Startled, Demeter yanks the little prince out of the fire and then starts fussing at the queen and telling her, just for that, the queen’s going to have to build Demeter a temple and that the little prince won’t be immortal, as it turns out, because she didn’t get finished with him. And the queen was just doing the natural thing after all.
After that one stop-over, Demeter continues to wander and search. She learns at last from a couple of river and woodland nymphs that it’s Hades who has her daughter down there in the Underworld, so she goes right straight to Zeus and says he’d better do something about getting her daughter back or the whole world can just go starve itself as far as she’s concerned. Zeus knows she means it, too.
So Zeus tells Hermes, or Mercury—you know he’s the one with the little wings on his helmet and on his ankles; he works for the FTD florists now—to go tell Hades he’s going to have to let Cora Persephone go to keep the world from starving. And Hermes does. And Hades knows that Zeus means business and that he’s going to have to let Cora Persephone go.
But before she leaves, Hades has her eat of the seeds of the pomegranate. Seeing as pomegranates are not ex
actly a cash crop in Texas, I better explain that the Greeks believed if you ate of the seeds, you had to go back to wherever you were when you ate them.
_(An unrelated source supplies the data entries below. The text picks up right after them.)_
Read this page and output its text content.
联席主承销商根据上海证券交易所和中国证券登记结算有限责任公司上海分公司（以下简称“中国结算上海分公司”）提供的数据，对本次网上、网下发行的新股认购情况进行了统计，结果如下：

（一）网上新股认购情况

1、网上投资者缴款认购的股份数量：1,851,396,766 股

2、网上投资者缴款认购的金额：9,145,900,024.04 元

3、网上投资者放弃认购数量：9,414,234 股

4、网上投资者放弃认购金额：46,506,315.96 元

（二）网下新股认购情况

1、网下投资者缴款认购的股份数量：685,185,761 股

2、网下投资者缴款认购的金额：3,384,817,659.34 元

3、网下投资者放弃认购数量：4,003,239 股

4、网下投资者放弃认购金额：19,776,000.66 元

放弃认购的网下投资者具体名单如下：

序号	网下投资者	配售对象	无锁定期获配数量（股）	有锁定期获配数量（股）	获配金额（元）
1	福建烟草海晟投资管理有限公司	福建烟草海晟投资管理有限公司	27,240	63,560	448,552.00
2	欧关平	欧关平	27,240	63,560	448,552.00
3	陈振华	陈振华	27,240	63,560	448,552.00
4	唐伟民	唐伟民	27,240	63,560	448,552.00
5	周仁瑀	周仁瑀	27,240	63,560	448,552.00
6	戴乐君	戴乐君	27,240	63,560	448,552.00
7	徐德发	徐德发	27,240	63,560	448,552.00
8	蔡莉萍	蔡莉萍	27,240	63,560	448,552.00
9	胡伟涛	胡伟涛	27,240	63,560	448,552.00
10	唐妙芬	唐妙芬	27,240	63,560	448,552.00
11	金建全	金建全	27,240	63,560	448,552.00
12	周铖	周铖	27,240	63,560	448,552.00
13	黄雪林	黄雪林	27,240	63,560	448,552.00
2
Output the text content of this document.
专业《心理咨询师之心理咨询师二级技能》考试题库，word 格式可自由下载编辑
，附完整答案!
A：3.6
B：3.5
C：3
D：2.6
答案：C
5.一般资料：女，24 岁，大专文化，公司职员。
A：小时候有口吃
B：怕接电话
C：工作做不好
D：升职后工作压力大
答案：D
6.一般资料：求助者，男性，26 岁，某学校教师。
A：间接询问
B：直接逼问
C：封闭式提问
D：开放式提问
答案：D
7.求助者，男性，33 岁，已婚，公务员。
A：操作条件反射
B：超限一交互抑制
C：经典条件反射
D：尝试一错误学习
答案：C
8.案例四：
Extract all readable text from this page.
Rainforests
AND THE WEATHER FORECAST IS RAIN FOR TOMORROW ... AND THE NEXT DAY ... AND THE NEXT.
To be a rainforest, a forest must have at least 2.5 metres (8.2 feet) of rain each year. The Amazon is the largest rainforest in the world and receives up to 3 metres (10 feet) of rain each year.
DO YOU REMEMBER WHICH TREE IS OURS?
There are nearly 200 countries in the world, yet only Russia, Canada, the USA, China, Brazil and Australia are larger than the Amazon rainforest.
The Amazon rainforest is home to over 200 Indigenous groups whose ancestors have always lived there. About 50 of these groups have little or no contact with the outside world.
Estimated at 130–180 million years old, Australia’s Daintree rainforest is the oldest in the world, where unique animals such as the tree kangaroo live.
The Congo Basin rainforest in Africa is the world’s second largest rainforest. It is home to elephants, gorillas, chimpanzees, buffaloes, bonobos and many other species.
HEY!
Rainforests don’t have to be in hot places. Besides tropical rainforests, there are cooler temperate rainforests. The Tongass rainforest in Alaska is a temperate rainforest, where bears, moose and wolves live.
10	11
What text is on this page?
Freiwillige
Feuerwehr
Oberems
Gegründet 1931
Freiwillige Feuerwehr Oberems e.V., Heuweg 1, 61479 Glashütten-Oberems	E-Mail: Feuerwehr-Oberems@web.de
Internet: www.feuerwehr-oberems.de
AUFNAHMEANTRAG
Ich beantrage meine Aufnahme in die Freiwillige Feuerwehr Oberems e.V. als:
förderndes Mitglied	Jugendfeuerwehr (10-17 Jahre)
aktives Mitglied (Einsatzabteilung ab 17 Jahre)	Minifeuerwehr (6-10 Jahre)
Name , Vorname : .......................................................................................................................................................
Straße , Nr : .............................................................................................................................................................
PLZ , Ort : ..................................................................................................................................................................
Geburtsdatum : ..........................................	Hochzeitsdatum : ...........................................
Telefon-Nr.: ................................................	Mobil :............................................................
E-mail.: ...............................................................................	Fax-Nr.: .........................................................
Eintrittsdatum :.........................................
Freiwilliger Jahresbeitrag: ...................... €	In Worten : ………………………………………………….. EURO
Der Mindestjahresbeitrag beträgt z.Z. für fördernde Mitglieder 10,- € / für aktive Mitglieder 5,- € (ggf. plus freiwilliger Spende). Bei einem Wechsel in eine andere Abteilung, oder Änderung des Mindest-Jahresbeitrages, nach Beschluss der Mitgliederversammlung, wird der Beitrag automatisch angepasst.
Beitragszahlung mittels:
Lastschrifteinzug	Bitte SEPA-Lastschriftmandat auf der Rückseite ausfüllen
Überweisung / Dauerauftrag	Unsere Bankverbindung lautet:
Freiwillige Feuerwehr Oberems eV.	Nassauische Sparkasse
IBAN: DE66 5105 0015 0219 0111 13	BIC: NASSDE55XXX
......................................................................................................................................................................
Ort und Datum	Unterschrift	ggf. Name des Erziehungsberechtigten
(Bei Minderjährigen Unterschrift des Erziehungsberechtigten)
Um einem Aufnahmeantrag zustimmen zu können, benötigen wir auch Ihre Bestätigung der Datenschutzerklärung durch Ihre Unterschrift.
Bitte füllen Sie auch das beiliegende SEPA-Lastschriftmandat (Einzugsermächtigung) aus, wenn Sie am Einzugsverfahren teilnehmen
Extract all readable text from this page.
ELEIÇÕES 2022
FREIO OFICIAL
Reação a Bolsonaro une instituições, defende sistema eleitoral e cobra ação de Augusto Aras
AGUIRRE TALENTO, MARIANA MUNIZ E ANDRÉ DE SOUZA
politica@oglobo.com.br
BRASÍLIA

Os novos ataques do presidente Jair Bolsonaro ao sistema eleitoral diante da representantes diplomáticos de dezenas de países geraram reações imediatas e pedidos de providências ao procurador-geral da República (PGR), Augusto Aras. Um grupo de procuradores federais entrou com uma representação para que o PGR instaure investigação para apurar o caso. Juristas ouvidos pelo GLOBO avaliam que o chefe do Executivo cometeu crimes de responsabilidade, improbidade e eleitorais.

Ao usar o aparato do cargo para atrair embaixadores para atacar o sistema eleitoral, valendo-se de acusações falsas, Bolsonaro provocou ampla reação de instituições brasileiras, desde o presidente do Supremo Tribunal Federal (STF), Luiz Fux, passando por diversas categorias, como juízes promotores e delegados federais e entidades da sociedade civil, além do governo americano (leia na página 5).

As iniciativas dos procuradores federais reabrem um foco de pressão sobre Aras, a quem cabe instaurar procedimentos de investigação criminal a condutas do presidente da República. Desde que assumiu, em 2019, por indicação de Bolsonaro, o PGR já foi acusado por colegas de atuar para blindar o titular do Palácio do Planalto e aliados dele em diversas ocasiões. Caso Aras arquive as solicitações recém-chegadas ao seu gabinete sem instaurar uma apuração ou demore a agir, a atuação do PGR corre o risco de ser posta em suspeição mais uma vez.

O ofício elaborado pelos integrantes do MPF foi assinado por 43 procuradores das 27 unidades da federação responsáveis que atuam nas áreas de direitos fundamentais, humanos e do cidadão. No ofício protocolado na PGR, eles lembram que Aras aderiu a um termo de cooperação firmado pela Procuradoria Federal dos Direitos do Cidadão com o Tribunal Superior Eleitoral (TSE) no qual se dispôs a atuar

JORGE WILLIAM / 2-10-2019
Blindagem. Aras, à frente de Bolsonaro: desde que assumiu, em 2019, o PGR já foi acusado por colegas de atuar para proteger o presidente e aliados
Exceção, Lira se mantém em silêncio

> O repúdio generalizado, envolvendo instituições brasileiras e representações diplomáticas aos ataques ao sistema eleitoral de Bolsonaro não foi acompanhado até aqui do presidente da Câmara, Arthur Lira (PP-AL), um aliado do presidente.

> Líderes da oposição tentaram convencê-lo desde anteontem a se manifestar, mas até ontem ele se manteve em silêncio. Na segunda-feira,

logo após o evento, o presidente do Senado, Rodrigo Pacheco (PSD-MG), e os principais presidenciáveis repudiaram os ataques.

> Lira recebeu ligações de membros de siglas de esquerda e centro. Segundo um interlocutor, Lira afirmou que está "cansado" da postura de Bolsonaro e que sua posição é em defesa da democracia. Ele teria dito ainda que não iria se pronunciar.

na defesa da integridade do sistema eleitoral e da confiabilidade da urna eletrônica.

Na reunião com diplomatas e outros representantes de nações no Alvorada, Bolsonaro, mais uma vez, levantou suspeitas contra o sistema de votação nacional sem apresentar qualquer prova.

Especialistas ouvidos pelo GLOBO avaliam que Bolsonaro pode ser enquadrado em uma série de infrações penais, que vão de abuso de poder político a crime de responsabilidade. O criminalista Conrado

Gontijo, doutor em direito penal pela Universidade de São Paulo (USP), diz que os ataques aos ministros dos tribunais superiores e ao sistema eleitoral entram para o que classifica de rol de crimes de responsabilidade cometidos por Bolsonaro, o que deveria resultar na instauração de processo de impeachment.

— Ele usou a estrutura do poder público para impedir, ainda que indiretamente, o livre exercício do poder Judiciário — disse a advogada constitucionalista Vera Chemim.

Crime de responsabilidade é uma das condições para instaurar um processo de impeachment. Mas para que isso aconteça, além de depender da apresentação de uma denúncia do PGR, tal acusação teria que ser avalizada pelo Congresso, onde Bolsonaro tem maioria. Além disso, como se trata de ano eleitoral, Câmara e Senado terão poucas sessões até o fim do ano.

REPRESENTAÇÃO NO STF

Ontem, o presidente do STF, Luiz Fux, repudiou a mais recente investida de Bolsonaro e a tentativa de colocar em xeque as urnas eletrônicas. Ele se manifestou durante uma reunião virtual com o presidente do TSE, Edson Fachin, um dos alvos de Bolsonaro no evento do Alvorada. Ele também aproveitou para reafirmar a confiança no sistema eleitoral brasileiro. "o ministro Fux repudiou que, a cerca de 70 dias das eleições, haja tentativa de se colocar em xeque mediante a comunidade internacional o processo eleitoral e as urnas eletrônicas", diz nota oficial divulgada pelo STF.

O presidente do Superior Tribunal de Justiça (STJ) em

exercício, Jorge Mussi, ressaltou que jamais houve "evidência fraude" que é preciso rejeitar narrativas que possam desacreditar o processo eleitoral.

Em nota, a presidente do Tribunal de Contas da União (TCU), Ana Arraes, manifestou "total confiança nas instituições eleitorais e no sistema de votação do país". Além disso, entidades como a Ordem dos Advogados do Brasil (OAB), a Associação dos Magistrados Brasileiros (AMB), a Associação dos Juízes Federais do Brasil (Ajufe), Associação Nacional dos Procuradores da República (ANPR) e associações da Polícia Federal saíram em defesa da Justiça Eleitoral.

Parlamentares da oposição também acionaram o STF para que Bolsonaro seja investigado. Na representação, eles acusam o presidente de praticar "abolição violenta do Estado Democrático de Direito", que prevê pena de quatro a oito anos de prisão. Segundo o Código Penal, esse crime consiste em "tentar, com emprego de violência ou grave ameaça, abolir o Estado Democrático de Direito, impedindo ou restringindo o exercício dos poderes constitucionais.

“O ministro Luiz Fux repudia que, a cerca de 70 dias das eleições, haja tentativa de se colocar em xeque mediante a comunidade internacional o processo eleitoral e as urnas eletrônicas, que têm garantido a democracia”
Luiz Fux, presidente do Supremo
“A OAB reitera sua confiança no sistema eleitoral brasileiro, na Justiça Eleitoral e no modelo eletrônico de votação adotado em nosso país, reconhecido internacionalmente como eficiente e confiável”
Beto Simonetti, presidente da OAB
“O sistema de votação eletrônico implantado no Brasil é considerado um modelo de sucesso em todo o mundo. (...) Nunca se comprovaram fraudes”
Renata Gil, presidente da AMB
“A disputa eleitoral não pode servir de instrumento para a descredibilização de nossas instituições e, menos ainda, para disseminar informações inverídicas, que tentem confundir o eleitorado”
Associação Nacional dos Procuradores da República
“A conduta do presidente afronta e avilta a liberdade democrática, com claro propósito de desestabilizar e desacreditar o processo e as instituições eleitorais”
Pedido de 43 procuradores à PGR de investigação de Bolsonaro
That meant Cora Persephone couldn’t leave the Underworld forever, and she and Hades had to work out some kind of compromise.
Here’s what they came up with: Cora Persephone would spend one-third of the year with her husband down in the Underworld and two-thirds of the year with her mama aboveground. That’s how we got the seasons, don’t you see? That time of the year Cora Persephone is with Hades is our late fall and winter, when the land lies fallow and no crops grow. When she comes back aboveground, during our spring and summer and early fall, that’s when the seeds sprout and grow and produce flowers and fruit.
It is on that pleasant picture, then, that we will close her story because, to tell you the truth, that’s about as happy an ending as Cora Persephone is ever going to get.
Cupid Was a Mama’s Boy
I was probably most influenced in my retelling of classical material by the likes of Andy Griffith, who, prior to becoming the sheriff of Mayberry and a lawyer named Matlock on television, was a comedian/storyteller who called himself Deacon Andy Griffith. In addition to telling us “What It Was Was Football,” he recast Shakespeare’s Hamlet and Romeo and Juliet, for example, as understood by a hillbilly. I used the same approach in my Texanized interpretation of the following story from mythology.
Cupid was a mama’s boy. He was. If you’ve read any of the stories about him, you’ll remember he was always doing the bidding of his mama, Venus, who just happened to be, of course, the goddess of love.
These days we see Cupid as a fat little naked boy-child with a toy bow and arrow who’s full of mischief, flying around shooting people and making them fall in love with one another. But he wasn’t always that way. No sir. When some Roman fellow—Lucius Apuleius, his name was—wrote about Cupid back in century ought-two A.D., he made him a perfectly handsome young man. But he was still a mama’s boy.